This is a self portrait that my father (he was the person that taught me photography) made, and I'm guessing that he probably shot it in the 1940s. I probably should have run this on Father's Day, but I didn't (I did put it on my Facebook page--and please look for me there if you have a minute). My father first got me interested in photography when I was 10 years old and I wanted to shoot and develop photos of my first cat: a sweet little gray cat named Whiskey that I got from my mother for Christmas. (She hid the kitten in the kitchen on Christmas morning and when I came down I heard meowing and I kept telling her, "I hear meowing!" She said, "No, I don't think so." But the cat kept meowing when it heard my voice and the cat was, as they say, let out of the Christmas bag.)
Whiskey, or Whiskers as we called him sometimes, was my very first photographic subject--and the first subject that I ever printed.
My father had given me an old "620" format camera to use and he developed the first roll of black and white film. He then mixed up some print developer (Dektol!) and some fixer for me and gave me a small electric proof printer that worked by laying the negatives on a sheet of photo paper in a dark room, turning on the proofing machine (which had lights in it) and then developing the prints. He told me that after I put the print in the fixer solution (it was daylight by the way, so we hung black cloth over my bedroom windows) I could turn on the lights. For some reason I don't think I was clear on just how exciting an event that was going to be.

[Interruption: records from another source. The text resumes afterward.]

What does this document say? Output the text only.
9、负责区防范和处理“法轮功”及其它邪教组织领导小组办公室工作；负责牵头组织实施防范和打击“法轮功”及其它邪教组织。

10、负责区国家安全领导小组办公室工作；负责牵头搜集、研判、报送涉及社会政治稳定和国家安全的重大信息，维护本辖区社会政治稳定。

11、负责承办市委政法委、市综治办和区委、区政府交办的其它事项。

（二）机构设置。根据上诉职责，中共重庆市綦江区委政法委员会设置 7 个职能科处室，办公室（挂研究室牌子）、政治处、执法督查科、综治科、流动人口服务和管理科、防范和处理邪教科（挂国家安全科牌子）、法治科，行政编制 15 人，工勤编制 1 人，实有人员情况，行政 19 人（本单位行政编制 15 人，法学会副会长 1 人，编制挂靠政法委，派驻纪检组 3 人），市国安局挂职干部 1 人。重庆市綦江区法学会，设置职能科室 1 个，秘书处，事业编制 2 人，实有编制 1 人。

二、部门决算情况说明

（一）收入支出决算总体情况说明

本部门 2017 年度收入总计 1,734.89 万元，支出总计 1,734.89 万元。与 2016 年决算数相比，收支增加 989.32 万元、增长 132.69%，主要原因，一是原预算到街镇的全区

When I turned on the overhead light and saw the first photo I'd ever taken (and the first print I ever made), of Whiskey on the roof of our den, I let out a whoop that probably scared the neighbors several houses away. I couldn't believe it: I was able to take a photo and (after my father "souped" the negatives) was able to make my own prints. I was in another Universe. That the first photo was of a subject that I loved so much made it even more exciting and important. Within a few years my interest grew to the point that my father had to build me a darkroom in the basement and--though I really wasn't aware of it--as we improved it over the years, it eventually became a darkroom most pros would envy. (I had a 4 x 5 Omega enlarger and lenses capable of letting me print 20 x 30-inch prints from 35mm negs and was shooting with, and processing film from, both 35mm and 4 x 5-inch cameras.)
Lately I've been thinking about the gifts that my parents gave me: my father gave me photography and a sense of calmness, my mother introduced me to cats (I've never been given a better gift than the love of cats and other animals) and a sense of humor. (She was, however, almost anything but calm--and I inherited that side, too.) I wish someone in the family had been a good business teacher, but hey, you can't ask for everything. My father did give me one great piece of worldly advice: "Be careful what you get good at, you might be stuck with it for a very long time." Amen.
He also taught me how to bowl, how to sail and that the quickest path to inner calmness was just to forget strife and conflict and move on. Our arguments (and trust me, there were plenty in the 1960s when rock 'n roll and anti-war sentiments ruled my brain) ended the moment they ended: and that was a great gift, too. You argue, you shout about war, you wave your arms around--and then you have a sandwich together. This, to me, is a model for life.
I've always loved this shot of my father and I love the pose. Cool shot, Pop!